I have vague memories of relations involved in the opal business and my father loved opals and spent time making opal jewellery.  I think I have some pieces he gave me in a box at the top of my closet. I must find them. They are packed away because I never really liked opals. Well, not until I saw a black opal  in a shop in Melbourne, when I was living there in my late teens.  And, when I finally did buy some black opals it was because I saw a stunning necklace when we went to the Gem and Jewellery Fair in Tucson, a few years ago. Greg, my husband, was at the time running an emerald mine in Russia or the necklace and I would never have crossed paths. The opals were from Lightning Ridge and the necklace was made by a German company based in the famed jewellery town of Idar-oberstein.  Large  grey, dark and milky beads, looking more like moonstone than anything - although the amazing flashes of brilliantly coloured shards of light give it away - have been interspersed with plain gold beads. It was so simple and yet so stunning. I don't care much about jewellery but this was different. The other thing I loved about it, believing as I do in the 'energy' of gems, was the symbolic meaning of opals :

Wearing opal enhances one's innate characteristics; leads to personal creativity; aids the memory and faithfullness and the ability to be true to one's self. The ancients believed that the opal could make one invisible and enhanced the capacity for dreams and visions. Opal also heals and purifies the body.

So, from Lightning Ridge to Germany to the United States to Germany and then back to Australia.  It seemed right to bring them home and they are the most beautiful stones I have ever seen. They remain well travelled opals however because they go with me wherever I go and that is to a lot of places around Australia and the world.

But, I digress. The story is about the descendants of Charlie and Mary's eldest son. It seems that Cousin Jack, or Uncle Jack as I knew him, began mining for opals and other gemstones in 1956 and led mining expeditions throughout Australia, South America and other parts of the world. His son Hayden,  who now runs the business, calls opals nature's holograms and I like that. Hayden went into the family mining business which included cutting and wholesaling and then went into retail in Adelaide, in 1978.

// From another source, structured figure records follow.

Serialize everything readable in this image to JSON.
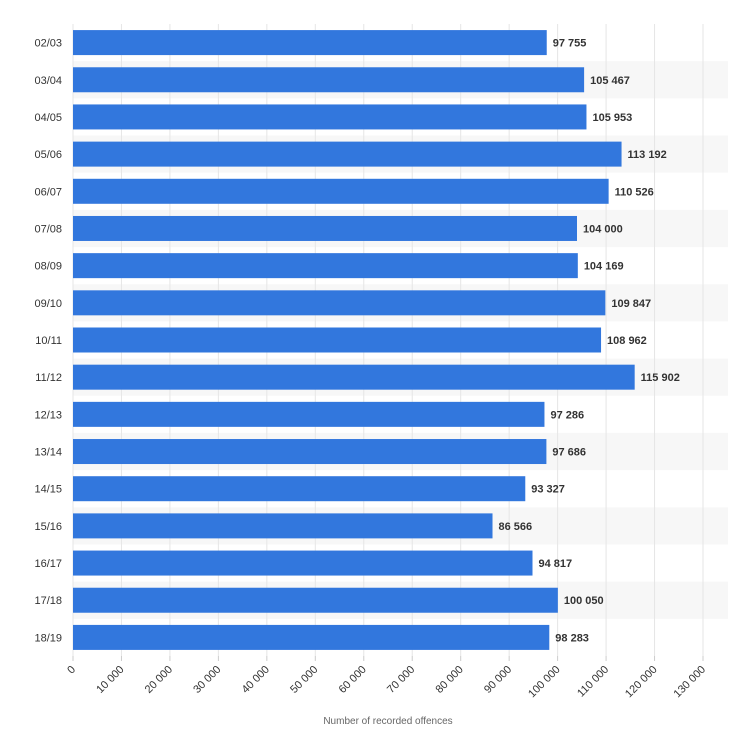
{
  "chart_data": {
    "type": "bar",
    "orientation": "horizontal",
    "categories": [
      "02/03",
      "03/04",
      "04/05",
      "05/06",
      "06/07",
      "07/08",
      "08/09",
      "09/10",
      "10/11",
      "11/12",
      "12/13",
      "13/14",
      "14/15",
      "15/16",
      "16/17",
      "17/18",
      "18/19"
    ],
    "values": [
      97755,
      105467,
      105953,
      113192,
      110526,
      104000,
      104169,
      109847,
      108962,
      115902,
      97286,
      97686,
      93327,
      86566,
      94817,
      100050,
      98283
    ],
    "value_labels": [
      "97 755",
      "105 467",
      "105 953",
      "113 192",
      "110 526",
      "104 000",
      "104 169",
      "109 847",
      "108 962",
      "115 902",
      "97 286",
      "97 686",
      "93 327",
      "86 566",
      "94 817",
      "100 050",
      "98 283"
    ],
    "x_ticks": [
      0,
      10000,
      20000,
      30000,
      40000,
      50000,
      60000,
      70000,
      80000,
      90000,
      100000,
      110000,
      120000,
      130000
    ],
    "x_tick_labels": [
      "0",
      "10 000",
      "20 000",
      "30 000",
      "40 000",
      "50 000",
      "60 000",
      "70 000",
      "80 000",
      "90 000",
      "100 000",
      "110 000",
      "120 000",
      "130 000"
    ],
    "xlim": [
      0,
      130000
    ],
    "xlabel": "Number of recorded offences",
    "ylabel": "",
    "title": "",
    "grid": true,
    "legend": false,
    "bar_color": "#3277dd",
    "alt_row_color": "#f7f7f7",
    "grid_color": "#e6e6e6"
  }
}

He opened another store in Honolulu the same year... I would be fascinated to learn why he chose Honolulu... and there he met his wife Carmen. In 1988 they opened Opals & Gems of Australia in The Hotel Del Coronado in San Diego but these days most of the business is online.

Interestingly, looking at a video of my cousin Hayden's opal business I was struck by how much he looks like my father and two of my brothers. I continue to be fascinated at how genes 'pop out' in terms of looks and tastes and that is one of the most intriguing aspects to this sort of research. Making the connections happens more often than we expect.

One other connection is that that just as I learned Portugese because we were going to Angola and during our four-year stay in Luanda, so did Hayden's father Jack, learn it to help him during his opal sourcing travels through Brazil. Not only that, while Charlie and Mary Ross's grandson Jack and great-grandson Hayden ended up in the gem and jewellery business, I was also a part of the same business for many years while my husband worked in diamond and emerald mining projects in Australia and around the world: India, Africa, Russia and South America.  And in another, potentially more useful link,  one of Charlie Ross's great-grandchildren does speak Greek ... Jack's daughter Lee learned to read and write Greek while married to her first husband. It seems we do have a Greek speaker in the family and Lee's children have more Greek heritage than the rest of us.

I doubt that Charlie and Mary would have ever imagined opal miners, jewellers, orthodox monks, police superintendants, architects, journalists, editors, social workers, lawyers, bank managers, teachers and myriad other professions being represented in their descendants.